Tinni Andreatta, di RaiFiction, lo definisce come "un lavoro estremamente complesso, durato anni". Stiamo parlando di Caravaggio, miniserie in due puntate diretta da Angelo Longoni che vede Alessio Boni vestire i panni del celeberrimo pittore lombardo, con risultati di somiglianza a volte davvero sorprendenti. "Questa fiction è una prova di assoluta maturità della fiction italiana - continua la Andreatta - perché è estremamente complesso confrontarsi con la vita di un artista quando il pubblico ne conosce solo le opere, che pur vuole identificare e ritrovare nella fiction".
Lavoro in effetti complesso, che, a nostro giudizio, non è riuscito pienamente negli intenti che si prefissava, nonostante quello che la dirigente del comparto fiction della Rai definisce "una scelta coraggiosa di stratificazione dei significati". Certamente avrà influito nella difficoltà di confrontarsi con l'opera il dover dare un giudizio sintetico su un secolo che è passato alla storia per l'Inquisizione e per la Controriforma cattolica, guidata, negli anni di Caravaggio, da Papa Clemente VIII.
"A noi interessava la realtà di quel tempo - prosegue la Andreatta - perché l'elemento fondamentale di tutta questa storia è l'ossessione che aveva Caravaggio per la raffigurazione, la sua vocazione nei confronti di una pittura realistica, che partisse proprio dalla realtà".
La Rai tenta così di schivare e depotenziare le critiche che sono piovute sulla serie, sia pur con una certa civiltà di toni e di giudizi, sia da parte dell'Osservatore Romano, il quotidiano del Vaticano, sia dall'Arcigay. Il primo che poneva seri dubbi sulla veridicità e sulla possibilità di imprecise interpretazioni di alcuni scorci dell'epoca offerti dalla regia di Longoni, mentre i secondi imputano all'opera di mancare di affrontare l'aspetto della presunta omosessualità dell'artista, con tutto il caravanserraglio di clima da oscurantismo e tentacolarità della Chiesa cattolica che ne consegue.
"E' un film che procede per scene madri - continua proprio sull'argomento la Andreatta - era purtroppo normale che vi fossero alcune semplificazioni".
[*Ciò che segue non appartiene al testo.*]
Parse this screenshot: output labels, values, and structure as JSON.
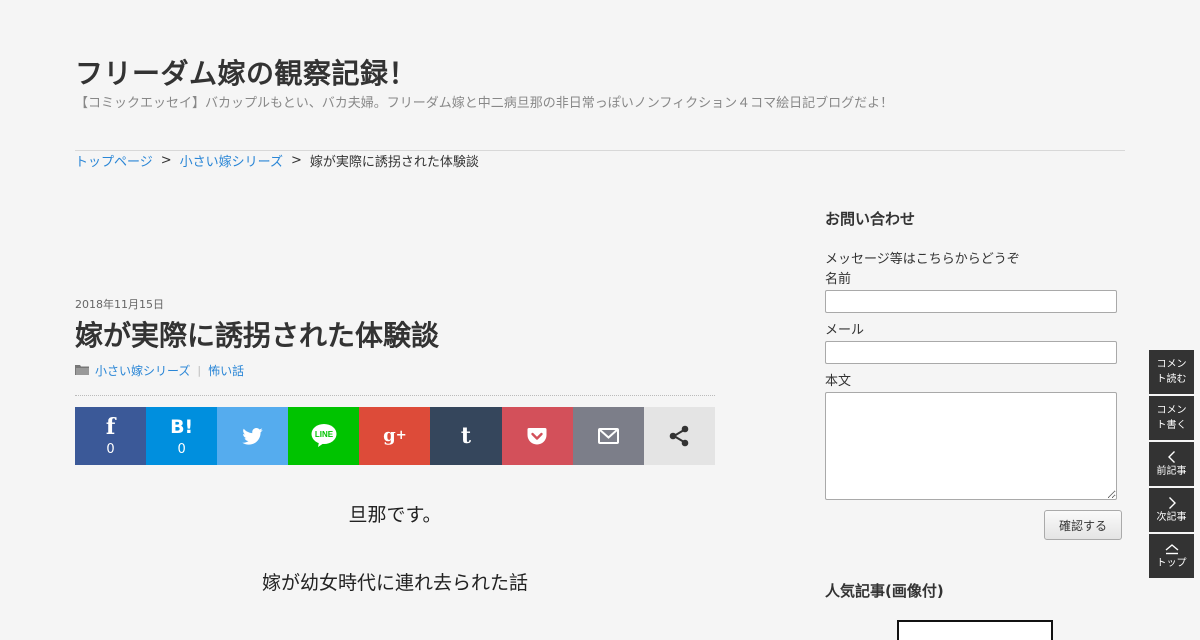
{
  "site": {
    "title": "フリーダム嫁の観察記録！",
    "description": "【コミックエッセイ】バカップルもとい、バカ夫婦。フリーダム嫁と中二病旦那の非日常っぽいノンフィクション４コマ絵日記ブログだよ！"
  },
  "breadcrumb": {
    "home": "トップページ",
    "category": "小さい嫁シリーズ",
    "current": "嫁が実際に誘拐された体験談",
    "separator": ">"
  },
  "post": {
    "date": "2018年11月15日",
    "title": "嫁が実際に誘拐された体験談",
    "categories": [
      "小さい嫁シリーズ",
      "怖い話"
    ],
    "body": [
      "旦那です。",
      "嫁が幼女時代に連れ去られた話"
    ]
  },
  "share": {
    "facebook": {
      "icon": "facebook-icon",
      "count": "0",
      "color": "#3b5998"
    },
    "hatena": {
      "icon": "hatena-bookmark-icon",
      "count": "0",
      "color": "#008fde"
    },
    "twitter": {
      "icon": "twitter-bird-icon",
      "color": "#55acee"
    },
    "line": {
      "icon": "line-icon",
      "color": "#00c300"
    },
    "googleplus": {
      "icon": "google-plus-icon",
      "color": "#dd4b39"
    },
    "tumblr": {
      "icon": "tumblr-icon",
      "color": "#35465c"
    },
    "pocket": {
      "icon": "pocket-icon",
      "color": "#d3505a"
    },
    "mail": {
      "icon": "mail-envelope-icon",
      "color": "#7c7e89"
    },
    "more": {
      "icon": "share-icon",
      "color": "#e4e4e4"
    }
  },
  "sidebar": {
    "contact": {
      "title": "お問い合わせ",
      "intro": "メッセージ等はこちらからどうぞ",
      "name_label": "名前",
      "email_label": "メール",
      "body_label": "本文",
      "submit_label": "確認する"
    },
    "popular": {
      "title": "人気記事(画像付)"
    }
  },
  "fixed_nav": {
    "read_comments": "コメント読む",
    "write_comment": "コメント書く",
    "prev_post": "前記事",
    "next_post": "次記事",
    "top": "トップ"
  },
  "colors": {
    "link": "#2a86d6",
    "nav_bg": "#333333",
    "page_bg": "#f5f5f5"
  }
}
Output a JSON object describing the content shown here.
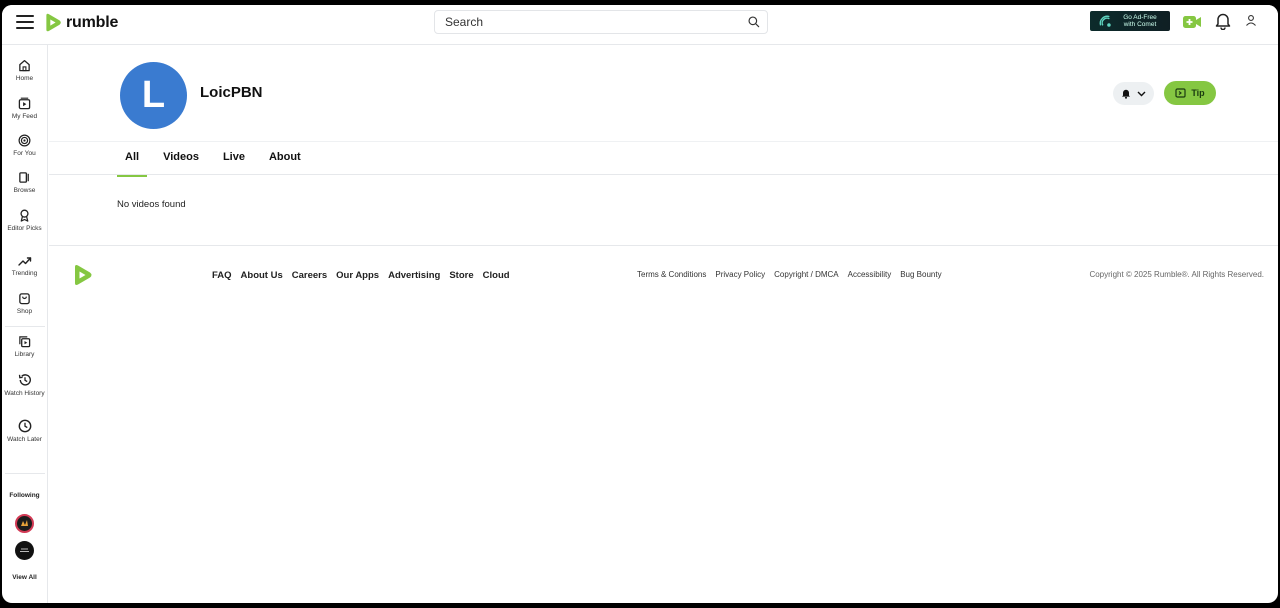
{
  "header": {
    "logo_text": "rumble",
    "search_placeholder": "Search",
    "adfree_line1": "Go Ad-Free",
    "adfree_line2": "with Comet"
  },
  "sidebar": {
    "items": [
      {
        "label": "Home"
      },
      {
        "label": "My Feed"
      },
      {
        "label": "For You"
      },
      {
        "label": "Browse"
      },
      {
        "label": "Editor Picks"
      },
      {
        "label": "Trending"
      },
      {
        "label": "Shop"
      },
      {
        "label": "Library"
      },
      {
        "label": "Watch History"
      },
      {
        "label": "Watch Later"
      }
    ],
    "following_label": "Following",
    "view_all_label": "View All"
  },
  "channel": {
    "avatar_letter": "L",
    "name": "LoicPBN",
    "tip_label": "Tip"
  },
  "tabs": [
    "All",
    "Videos",
    "Live",
    "About"
  ],
  "empty_message": "No videos found",
  "footer": {
    "links": [
      "FAQ",
      "About Us",
      "Careers",
      "Our Apps",
      "Advertising",
      "Store",
      "Cloud"
    ],
    "legal_links": [
      "Terms & Conditions",
      "Privacy Policy",
      "Copyright / DMCA",
      "Accessibility",
      "Bug Bounty"
    ],
    "copyright": "Copyright © 2025 Rumble®. All Rights Reserved."
  },
  "colors": {
    "brand_green": "#85c742",
    "avatar_blue": "#3a7bd0"
  }
}
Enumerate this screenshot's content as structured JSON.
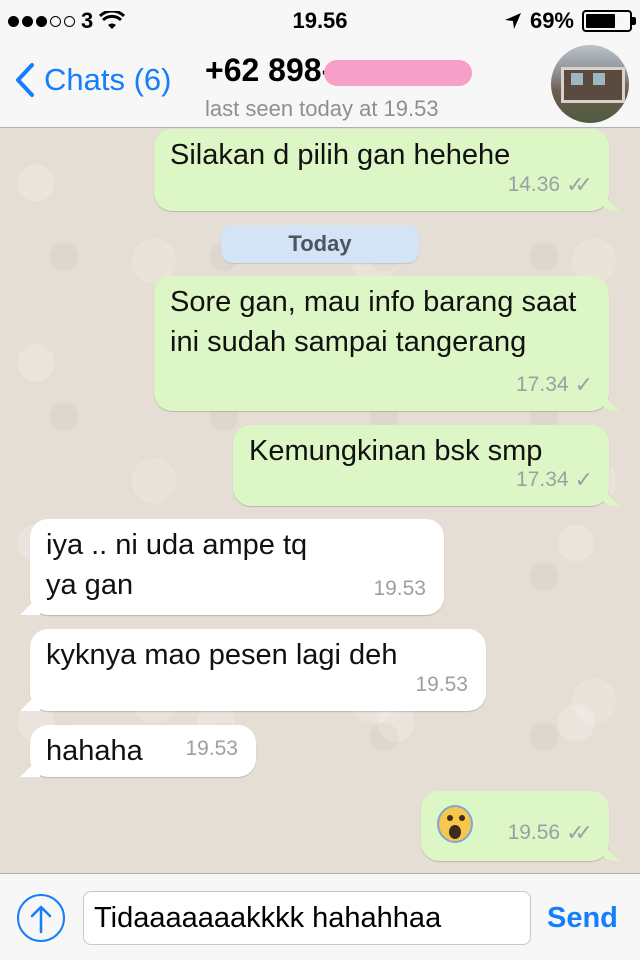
{
  "status_bar": {
    "carrier": "3",
    "time": "19.56",
    "battery": "69%",
    "battery_level": 0.69,
    "signal_bars_filled": 3,
    "signal_bars_total": 5
  },
  "nav": {
    "back_label": "Chats (6)",
    "contact": "+62 898-",
    "last_seen": "last seen today at 19.53"
  },
  "day_separator": "Today",
  "messages": [
    {
      "dir": "out",
      "text": "Silakan d pilih gan hehehe",
      "time": "14.36",
      "ticks": "✓✓"
    },
    {
      "dir": "out",
      "text": "Sore gan, mau info barang saat ini sudah sampai tangerang",
      "time": "17.34",
      "ticks": "✓"
    },
    {
      "dir": "out",
      "text": "Kemungkinan bsk smp",
      "time": "17.34",
      "ticks": "✓"
    },
    {
      "dir": "in",
      "text": "iya .. ni uda ampe tq ya gan",
      "time": "19.53"
    },
    {
      "dir": "in",
      "text": "kyknya mao pesen lagi deh",
      "time": "19.53"
    },
    {
      "dir": "in",
      "text": "hahaha",
      "time": "19.53"
    },
    {
      "dir": "out",
      "text": "",
      "emoji": "screaming-face-emoji",
      "time": "19.56",
      "ticks": "✓✓"
    }
  ],
  "composer": {
    "value": "Tidaaaaaaakkkk hahahhaa",
    "send_label": "Send"
  },
  "colors": {
    "accent": "#157efb",
    "outgoing_bubble": "#dcf7c5",
    "incoming_bubble": "#ffffff",
    "chat_background": "#e5ded4"
  }
}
Longoni, che ha curato la regia, afferma semplicemente di aver voluto "affrontare un Caravaggio che vive, e incontra uomini e donne", senza porsi il problema di rimarcarne sempre e comunque la componente sessuale, che pur se in modo latente emerge a più riprese nel film. Longoni tiene a rimarcare uno degli aspetti che emergono comunque da sé come meritori dell'opera, vale a dire "la passione, la disponibilità e la piena libertà concessa dalla produzione Rai e Titania".
Passione trasmessasi anche ad Alessio Boni, che ha dovuto fare i conti in prima persona con l'artista meneghino: "Dover interpretare Caravaggio mi ha fatto immediatamente tremare i polsi, tanto che ho messo tanto tempo prima di prendere la decisione finale di firmare il contratto. Ma sul set ho subito colto un'immensa passione per l'uomo Michelangelo Merisi e per l'artista Caravaggio. Ne ho proprio colto la portata di innovatore vitale, con una carica tale da far si che il popolo, anche ai giorni nostri, lo amasse profondamente. E' stato solo grazie a questa gran passione che ho potuto veramente affrontare questa sfida".